BAM Splitting

The split-bam command splits a coordinate-sorted BAM file into separate BAM files for each cell barcode. This is useful for per-cell analysis workflows that require individual BAM files.

Two-Stage Splitting Strategy

Splitting runs in two stages to handle the inherent challenge of splitting a coordinate-sorted BAM by cell barcode (which is scattered throughout the file) without loading everything into memory:

Stage 1 (Bucketing): Reads are distributed into hash buckets based on their cell barcode. Each contig is processed independently and can run in parallel.
Stage 2 (Merging): Each bucket is streamed in coordinate order, and reads are written to their final per-cell BAM files. An LRU cache limits the number of simultaneously open output files.

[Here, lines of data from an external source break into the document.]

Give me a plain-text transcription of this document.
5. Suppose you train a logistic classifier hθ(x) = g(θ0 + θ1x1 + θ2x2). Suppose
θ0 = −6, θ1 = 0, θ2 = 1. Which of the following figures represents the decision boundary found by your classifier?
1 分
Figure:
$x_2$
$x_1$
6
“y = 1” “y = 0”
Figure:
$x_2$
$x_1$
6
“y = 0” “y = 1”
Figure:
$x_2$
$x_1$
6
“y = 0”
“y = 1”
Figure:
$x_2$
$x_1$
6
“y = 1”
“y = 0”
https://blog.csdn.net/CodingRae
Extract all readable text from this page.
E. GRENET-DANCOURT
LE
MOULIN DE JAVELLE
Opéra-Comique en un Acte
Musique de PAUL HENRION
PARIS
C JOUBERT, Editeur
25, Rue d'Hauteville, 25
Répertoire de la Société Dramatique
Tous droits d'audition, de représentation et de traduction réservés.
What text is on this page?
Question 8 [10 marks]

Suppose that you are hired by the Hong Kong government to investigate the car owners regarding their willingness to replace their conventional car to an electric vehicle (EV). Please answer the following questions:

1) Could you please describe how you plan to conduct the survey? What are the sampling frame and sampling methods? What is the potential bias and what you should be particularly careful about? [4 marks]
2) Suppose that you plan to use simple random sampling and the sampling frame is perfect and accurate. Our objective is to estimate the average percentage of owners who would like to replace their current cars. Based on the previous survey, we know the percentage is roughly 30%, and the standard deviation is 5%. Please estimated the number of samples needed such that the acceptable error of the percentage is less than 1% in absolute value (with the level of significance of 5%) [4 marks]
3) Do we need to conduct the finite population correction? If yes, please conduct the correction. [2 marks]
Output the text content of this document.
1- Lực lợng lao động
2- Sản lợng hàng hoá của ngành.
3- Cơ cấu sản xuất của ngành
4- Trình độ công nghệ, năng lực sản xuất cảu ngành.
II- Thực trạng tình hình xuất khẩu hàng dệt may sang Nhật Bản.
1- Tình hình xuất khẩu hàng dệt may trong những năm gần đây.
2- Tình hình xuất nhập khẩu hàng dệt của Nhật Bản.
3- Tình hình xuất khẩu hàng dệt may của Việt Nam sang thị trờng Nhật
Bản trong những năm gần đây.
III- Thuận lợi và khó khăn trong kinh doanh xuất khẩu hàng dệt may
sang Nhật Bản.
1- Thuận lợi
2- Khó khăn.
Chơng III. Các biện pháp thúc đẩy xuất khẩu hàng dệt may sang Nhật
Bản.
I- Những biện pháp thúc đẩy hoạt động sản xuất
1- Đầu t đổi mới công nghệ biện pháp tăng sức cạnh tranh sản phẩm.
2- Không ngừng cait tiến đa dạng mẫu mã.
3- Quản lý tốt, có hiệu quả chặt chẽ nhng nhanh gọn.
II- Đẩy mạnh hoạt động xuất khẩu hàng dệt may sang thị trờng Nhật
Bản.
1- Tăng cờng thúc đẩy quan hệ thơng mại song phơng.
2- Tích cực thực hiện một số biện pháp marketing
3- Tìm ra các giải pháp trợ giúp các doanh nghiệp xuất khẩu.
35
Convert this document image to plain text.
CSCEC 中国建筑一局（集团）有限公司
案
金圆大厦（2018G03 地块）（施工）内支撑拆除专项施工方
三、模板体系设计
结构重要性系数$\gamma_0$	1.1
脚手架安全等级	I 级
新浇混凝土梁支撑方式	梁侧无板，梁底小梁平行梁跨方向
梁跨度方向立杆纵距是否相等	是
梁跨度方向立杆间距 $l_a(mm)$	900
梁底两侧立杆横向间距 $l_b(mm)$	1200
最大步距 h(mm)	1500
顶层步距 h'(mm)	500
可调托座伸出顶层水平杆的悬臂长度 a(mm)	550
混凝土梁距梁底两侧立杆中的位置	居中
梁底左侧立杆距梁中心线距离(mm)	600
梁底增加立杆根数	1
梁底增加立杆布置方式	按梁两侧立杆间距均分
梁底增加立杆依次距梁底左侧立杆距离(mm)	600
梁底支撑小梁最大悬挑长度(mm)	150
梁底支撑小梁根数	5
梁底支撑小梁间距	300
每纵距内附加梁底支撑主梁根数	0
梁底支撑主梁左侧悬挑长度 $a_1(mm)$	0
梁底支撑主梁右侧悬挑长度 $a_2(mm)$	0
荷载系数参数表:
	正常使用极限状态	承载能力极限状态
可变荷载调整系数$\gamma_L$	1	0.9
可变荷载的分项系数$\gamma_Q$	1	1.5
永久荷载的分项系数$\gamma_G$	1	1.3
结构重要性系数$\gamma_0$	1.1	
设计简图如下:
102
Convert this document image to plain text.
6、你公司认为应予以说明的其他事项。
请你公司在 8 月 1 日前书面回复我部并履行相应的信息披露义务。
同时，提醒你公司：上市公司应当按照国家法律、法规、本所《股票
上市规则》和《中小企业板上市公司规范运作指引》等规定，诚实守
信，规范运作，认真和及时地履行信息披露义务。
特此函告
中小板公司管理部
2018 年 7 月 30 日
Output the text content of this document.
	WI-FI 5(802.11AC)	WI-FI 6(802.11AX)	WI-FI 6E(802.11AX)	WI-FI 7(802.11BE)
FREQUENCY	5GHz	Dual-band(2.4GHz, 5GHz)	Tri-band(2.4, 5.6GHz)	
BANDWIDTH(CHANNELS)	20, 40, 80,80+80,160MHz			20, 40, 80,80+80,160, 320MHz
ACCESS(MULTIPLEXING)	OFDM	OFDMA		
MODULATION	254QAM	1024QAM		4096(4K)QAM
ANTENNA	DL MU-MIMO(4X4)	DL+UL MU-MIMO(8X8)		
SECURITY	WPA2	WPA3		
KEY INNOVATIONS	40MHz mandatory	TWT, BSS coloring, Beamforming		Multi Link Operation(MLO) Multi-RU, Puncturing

The result is one coordinate-sorted BAM per cell, maintaining the sort order from the input.

Usage

tranquillyzer split-bam \
    --bucket-threads 4 \
    --merge-threads 4 \
    INPUT_BAM

Command Line Options

Option	Default	Description	When to change
`INPUT_BAM`	required	Coordinate-sorted BAM (must be indexed)
`--out-dir`	`<bam_dir>/split_bams`	Output directory for per-cell BAMs
`--tag`	`CB`	BAM tag holding the cell barcode	Change if your BAM uses a different tag
`--bucket-threads`	1	Parallel workers for Stage 1 (bucketing)	Increase for faster bucketing
`--merge-threads`	1	Parallel workers for Stage 2 (merging)	Increase for faster merging (max 8)
`--nbuckets`	256	Number of hash buckets	Increase for very large cell counts
`--max-open-cb-writers`	128	Max simultaneous open output files	Increase if your system allows more open files
`--filter-secondary`	off	Drop secondary alignments	Enable to reduce output size
`--filter-supplementary`	off	Drop supplementary alignments	Enable to reduce output size
`--filter-unmapped`	on	Drop unmapped reads
`--filter-duplicates`	on	Drop PCR/optical duplicates	Disable if you want to keep duplicates
`--min-mapq`	0	Minimum MAPQ for retention	Increase for stricter quality filtering
`--index-outputs`	off	Create .bai index for each per-cell BAM	Enable if downstream tools need indexes
`--prefer-csi-index`	off	Use CSI instead of BAI indexing	Enable for very large reference genomes
`--keep-tmp`	off	Keep temporary bucket files	Enable for debugging

Output

<out_dir>/<cell_barcode>.bam:one coordinate-sorted BAM per cell
<out_dir>/<cell_barcode>.bam.bai:BAM index (if --index-outputs enabled)

Reads without a cell barcode tag are skipped.